Joseph Cornell. Taglioni's Jewel Casket. 1940

Joseph Cornell

Taglioni's Jewel Casket


Wood box covered with velvet containing glass cubes resting in slots on blue glass, glass necklace, jewelry fragments, and glass chips
4 3/4 x 11 7/8 x 8 1/4" (12 x 30.2 x 21 cm)
Gift of James Thrall Soby
Object number
Painting and Sculpture
This work is not on view.
Joseph Cornell has 27 works  online.
There are 1,566 sculptures online.

The first of dozens Cornell made in honor of famous ballerinas, this box pays homage to Marie Taglioni, an acclaimed nineteenth-century Italian dancer who, according to legend, kept an imitation ice cube in her jewelry box to commemorate dancing in the snow at the behest of a Russian highwayman. The box is infused with erotic undertones—both in the tactile nature of the glass cubes, velvet, and rhinestone necklace (purchased at a Woolworth's dime store in New York) and in the incident itself, in which Taglioni reportedly performed on an animal skin placed across the snowy road.

Although he spent his entire artistic career living and working in Queens, New York, Cornell drew inspiration from the European art he saw at the Julien Levy Gallery—the first in the United States to exhibit Surrealist work—and often inspired the European Surrealists in turn. In a press release for a 1939 show by Cornell at the Levy Gallery, Salvador Dalí heralded the artist's work as "the only truly Surrealist work to be found in America."

Gallery label from The Erotic Object: Surrealist Sculpture from the Collection, June 24, 2009–January 4, 2010

The art form that Cornell made his own was the box, its contents carefully arranged to evoke a mood or narrative. These works may recall toys the artist had played with as a child, but they must also trace back to devices in Surrealist art (which Cornell knew well) and, earlier, in paintings by Giorgio de Chirico. In Taglioni's Jewel Casket, small glass cubes lie in a wood box. Beneath them, and under blue glass, necklaces, sand, crystal, and rhinestones rest on a mirrored surface. This romantic scene of ice and jewels relates to an event in the life of the legendary nineteenth-century ballerina Marie Taglioni.

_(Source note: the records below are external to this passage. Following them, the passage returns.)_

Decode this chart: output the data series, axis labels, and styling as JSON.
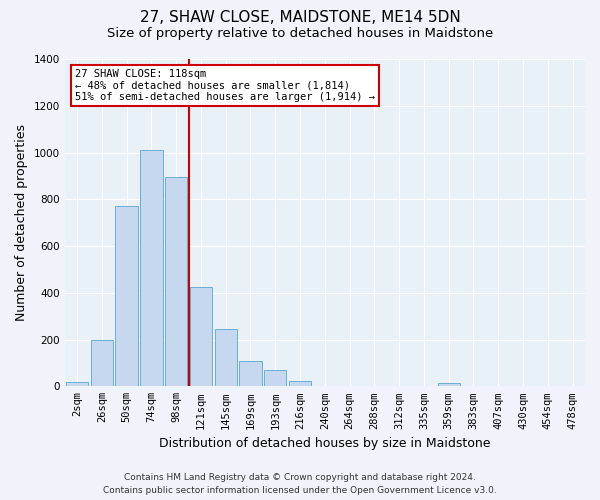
{
  "title": "27, SHAW CLOSE, MAIDSTONE, ME14 5DN",
  "subtitle": "Size of property relative to detached houses in Maidstone",
  "xlabel": "Distribution of detached houses by size in Maidstone",
  "ylabel": "Number of detached properties",
  "footnote1": "Contains HM Land Registry data © Crown copyright and database right 2024.",
  "footnote2": "Contains public sector information licensed under the Open Government Licence v3.0.",
  "bin_labels": [
    "2sqm",
    "26sqm",
    "50sqm",
    "74sqm",
    "98sqm",
    "121sqm",
    "145sqm",
    "169sqm",
    "193sqm",
    "216sqm",
    "240sqm",
    "264sqm",
    "288sqm",
    "312sqm",
    "335sqm",
    "359sqm",
    "383sqm",
    "407sqm",
    "430sqm",
    "454sqm",
    "478sqm"
  ],
  "bar_heights": [
    20,
    200,
    770,
    1010,
    895,
    425,
    245,
    110,
    68,
    22,
    0,
    0,
    0,
    0,
    0,
    15,
    0,
    0,
    0,
    0,
    0
  ],
  "bar_color": "#c5d8f0",
  "bar_edge_color": "#6baed6",
  "vline_color": "#cc0000",
  "annotation_title": "27 SHAW CLOSE: 118sqm",
  "annotation_line1": "← 48% of detached houses are smaller (1,814)",
  "annotation_line2": "51% of semi-detached houses are larger (1,914) →",
  "annotation_box_color": "#ffffff",
  "annotation_box_edge_color": "#cc0000",
  "ylim": [
    0,
    1400
  ],
  "yticks": [
    0,
    200,
    400,
    600,
    800,
    1000,
    1200,
    1400
  ],
  "figure_bg": "#f0f4fa",
  "plot_bg": "#e8f0f8",
  "grid_color": "#ffffff",
  "title_fontsize": 11,
  "subtitle_fontsize": 9.5,
  "axis_label_fontsize": 9,
  "tick_fontsize": 7.5,
  "footnote_fontsize": 6.5
}
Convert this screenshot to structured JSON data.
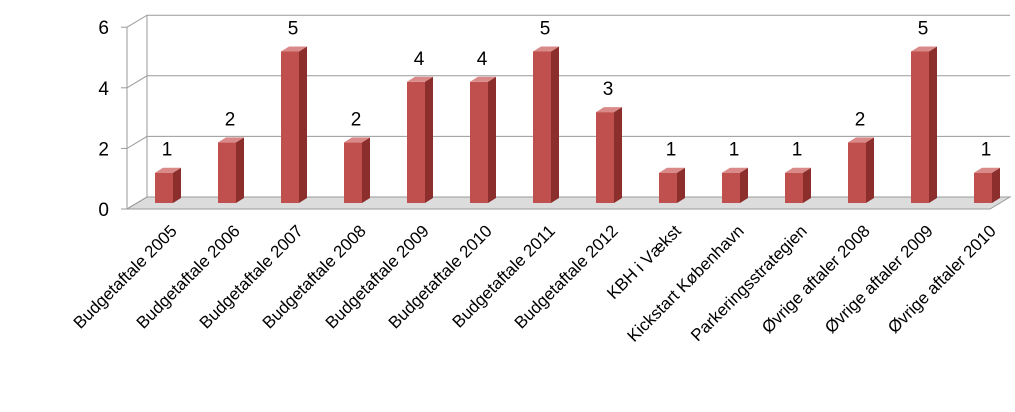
{
  "chart_data": {
    "type": "bar",
    "title": "",
    "xlabel": "",
    "ylabel": "",
    "ylim": [
      0,
      6
    ],
    "yticks": [
      0,
      2,
      4,
      6
    ],
    "grid": true,
    "legend": "none",
    "bar_color": "#c0504d",
    "categories": [
      "Budgetaftale 2005",
      "Budgetaftale 2006",
      "Budgetaftale 2007",
      "Budgetaftale 2008",
      "Budgetaftale 2009",
      "Budgetaftale 2010",
      "Budgetaftale 2011",
      "Budgetaftale 2012",
      "KBH i Vækst",
      "Kickstart København",
      "Parkeringsstrategien",
      "Øvrige aftaler 2008",
      "Øvrige aftaler 2009",
      "Øvrige aftaler 2010"
    ],
    "values": [
      1,
      2,
      5,
      2,
      4,
      4,
      5,
      3,
      1,
      1,
      1,
      2,
      5,
      1
    ]
  }
}
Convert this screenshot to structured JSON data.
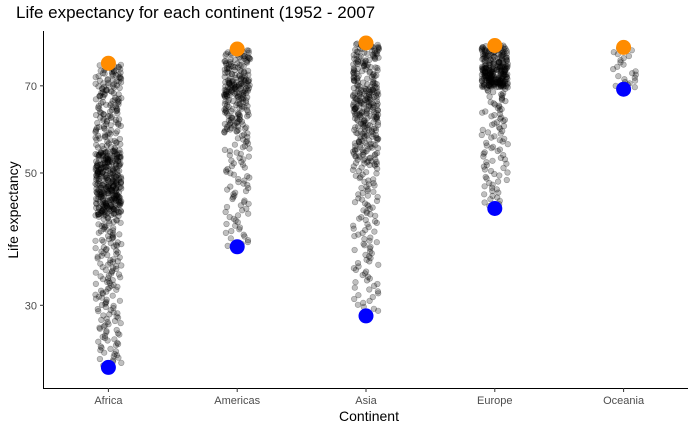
{
  "chart_data": {
    "type": "scatter",
    "title": "Life expectancy for each continent (1952 - 2007",
    "xlabel": "Continent",
    "ylabel": "Life expectancy",
    "categories": [
      "Africa",
      "Americas",
      "Asia",
      "Europe",
      "Oceania"
    ],
    "yscale": "log",
    "ylim": [
      21.8,
      86.5
    ],
    "yticks": [
      30,
      50,
      70
    ],
    "grid": false,
    "legend": "none",
    "series": [
      {
        "role": "observations",
        "color": "#000000",
        "opacity": 0.25,
        "groups": [
          {
            "category": "Africa",
            "count": 624,
            "min": 23.6,
            "q1": 42.4,
            "median": 47.8,
            "q3": 54.4,
            "max": 76.4
          },
          {
            "category": "Americas",
            "count": 300,
            "min": 37.6,
            "q1": 58.4,
            "median": 67.0,
            "q3": 71.7,
            "max": 80.7
          },
          {
            "category": "Asia",
            "count": 396,
            "min": 28.8,
            "q1": 51.4,
            "median": 61.8,
            "q3": 69.5,
            "max": 82.6
          },
          {
            "category": "Europe",
            "count": 360,
            "min": 43.6,
            "q1": 69.6,
            "median": 72.2,
            "q3": 75.5,
            "max": 81.8
          },
          {
            "category": "Oceania",
            "count": 24,
            "min": 69.1,
            "q1": 71.2,
            "median": 73.7,
            "q3": 77.6,
            "max": 81.2
          }
        ]
      },
      {
        "role": "maximum",
        "color": "#FF8C00",
        "values": [
          76.4,
          80.7,
          82.6,
          81.8,
          81.2
        ]
      },
      {
        "role": "minimum",
        "color": "#0000FF",
        "values": [
          23.6,
          37.6,
          28.8,
          43.6,
          69.1
        ]
      }
    ]
  }
}
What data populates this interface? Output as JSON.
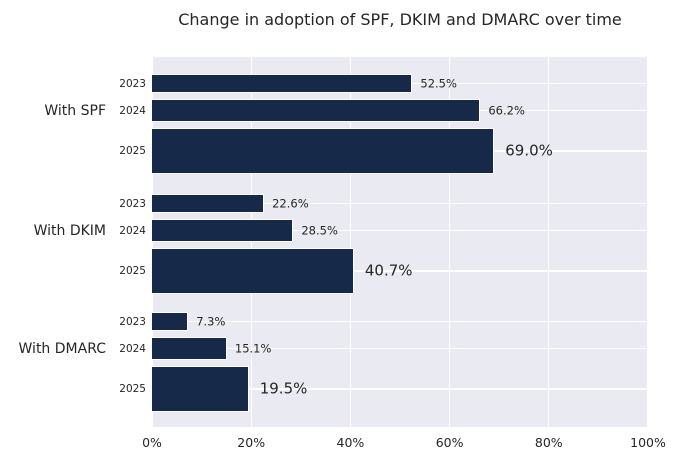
{
  "chart_data": {
    "type": "bar",
    "orientation": "horizontal",
    "title": "Change in adoption of SPF, DKIM and DMARC over time",
    "xlabel": "",
    "ylabel": "",
    "xlim": [
      0,
      100
    ],
    "grid": true,
    "x_ticks": [
      {
        "value": 0,
        "label": "0%"
      },
      {
        "value": 20,
        "label": "20%"
      },
      {
        "value": 40,
        "label": "40%"
      },
      {
        "value": 60,
        "label": "60%"
      },
      {
        "value": 80,
        "label": "80%"
      },
      {
        "value": 100,
        "label": "100%"
      }
    ],
    "groups": [
      {
        "label": "With SPF",
        "bars": [
          {
            "year": "2023",
            "value": 52.5,
            "label": "52.5%"
          },
          {
            "year": "2024",
            "value": 66.2,
            "label": "66.2%"
          },
          {
            "year": "2025",
            "value": 69.0,
            "label": "69.0%"
          }
        ]
      },
      {
        "label": "With DKIM",
        "bars": [
          {
            "year": "2023",
            "value": 22.6,
            "label": "22.6%"
          },
          {
            "year": "2024",
            "value": 28.5,
            "label": "28.5%"
          },
          {
            "year": "2025",
            "value": 40.7,
            "label": "40.7%"
          }
        ]
      },
      {
        "label": "With DMARC",
        "bars": [
          {
            "year": "2023",
            "value": 7.3,
            "label": "7.3%"
          },
          {
            "year": "2024",
            "value": 15.1,
            "label": "15.1%"
          },
          {
            "year": "2025",
            "value": 19.5,
            "label": "19.5%"
          }
        ]
      }
    ],
    "colors": {
      "bar": "#162949",
      "plot_background": "#eaeaf2",
      "figure_background": "#ffffff",
      "grid": "#ffffff",
      "text": "#262626"
    }
  }
}
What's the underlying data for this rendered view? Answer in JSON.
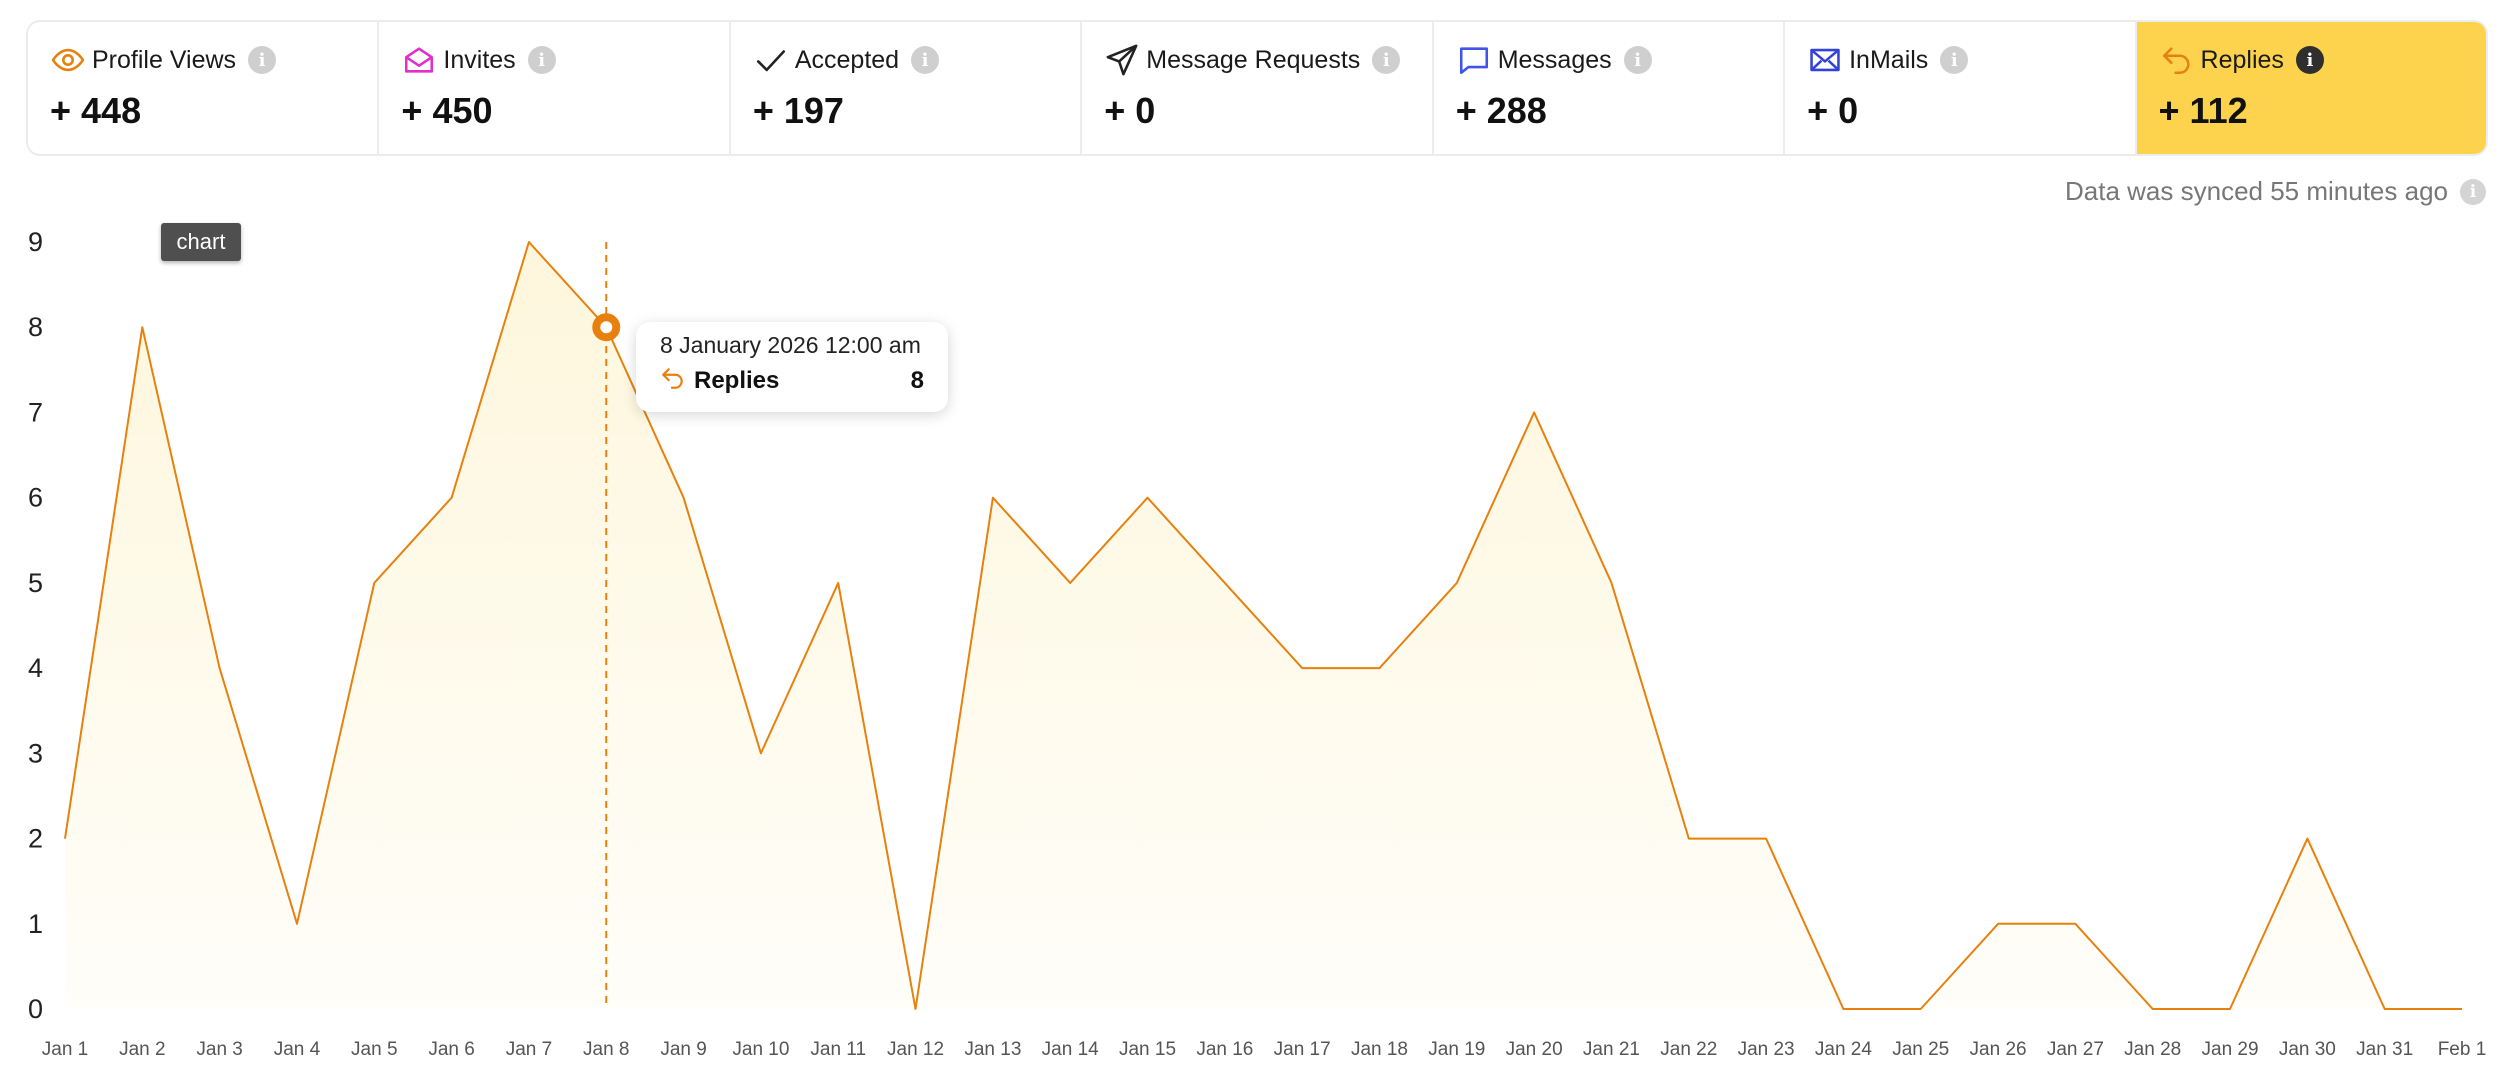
{
  "stats": [
    {
      "label": "Profile Views",
      "value": "+ 448",
      "icon": "eye-icon"
    },
    {
      "label": "Invites",
      "value": "+ 450",
      "icon": "envelope-open-icon"
    },
    {
      "label": "Accepted",
      "value": "+ 197",
      "icon": "check-icon"
    },
    {
      "label": "Message Requests",
      "value": "+ 0",
      "icon": "paper-plane-icon"
    },
    {
      "label": "Messages",
      "value": "+ 288",
      "icon": "chat-bubble-icon"
    },
    {
      "label": "InMails",
      "value": "+ 0",
      "icon": "mail-icon"
    },
    {
      "label": "Replies",
      "value": "+ 112",
      "icon": "reply-icon",
      "active": true
    }
  ],
  "sync_text": "Data was synced 55 minutes ago",
  "chip_label": "chart",
  "tooltip": {
    "date": "8 January 2026 12:00 am",
    "series": "Replies",
    "value": "8"
  },
  "colors": {
    "accent": "#e8800e",
    "active_bg": "#fdd34e",
    "area_fill": "#fef5d6",
    "info_grey": "#cfcfcf",
    "invites_icon": "#e12fc9",
    "messages_icon": "#4055e8",
    "inmails_icon": "#3443d6"
  },
  "chart_data": {
    "type": "area",
    "x": [
      "Jan 1",
      "Jan 2",
      "Jan 3",
      "Jan 4",
      "Jan 5",
      "Jan 6",
      "Jan 7",
      "Jan 8",
      "Jan 9",
      "Jan 10",
      "Jan 11",
      "Jan 12",
      "Jan 13",
      "Jan 14",
      "Jan 15",
      "Jan 16",
      "Jan 17",
      "Jan 18",
      "Jan 19",
      "Jan 20",
      "Jan 21",
      "Jan 22",
      "Jan 23",
      "Jan 24",
      "Jan 25",
      "Jan 26",
      "Jan 27",
      "Jan 28",
      "Jan 29",
      "Jan 30",
      "Jan 31",
      "Feb 1"
    ],
    "series": [
      {
        "name": "Replies",
        "values": [
          2,
          8,
          4,
          1,
          5,
          6,
          9,
          8,
          6,
          3,
          5,
          0,
          6,
          5,
          6,
          5,
          4,
          4,
          5,
          7,
          5,
          2,
          2,
          0,
          0,
          1,
          1,
          0,
          0,
          2,
          0,
          0
        ]
      }
    ],
    "yticks": [
      "0",
      "1",
      "2",
      "3",
      "4",
      "5",
      "6",
      "7",
      "8",
      "9"
    ],
    "ylim": [
      0,
      9
    ],
    "highlight_index": 7,
    "grid": false
  }
}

A label in the box's lid tells the story: "On a moonlight night in the winter of 1835 the carriage of Marie TAGLIONI was halted by a Russian highwayman, and that enchanting creature commanded to dance for this audience of one upon a panther's skin spread over the snow beneath the stars. From this actuality arose the legend that to keep alive the memory of this adventure so precious to her, TAGLIONI formed the habit of placing a piece of artificial ice in her jewel casket or dressing table where, melting among the sparkling stones, there was evoked a hint of the atmosphere of the starlit heavens over the ice-covered landscape."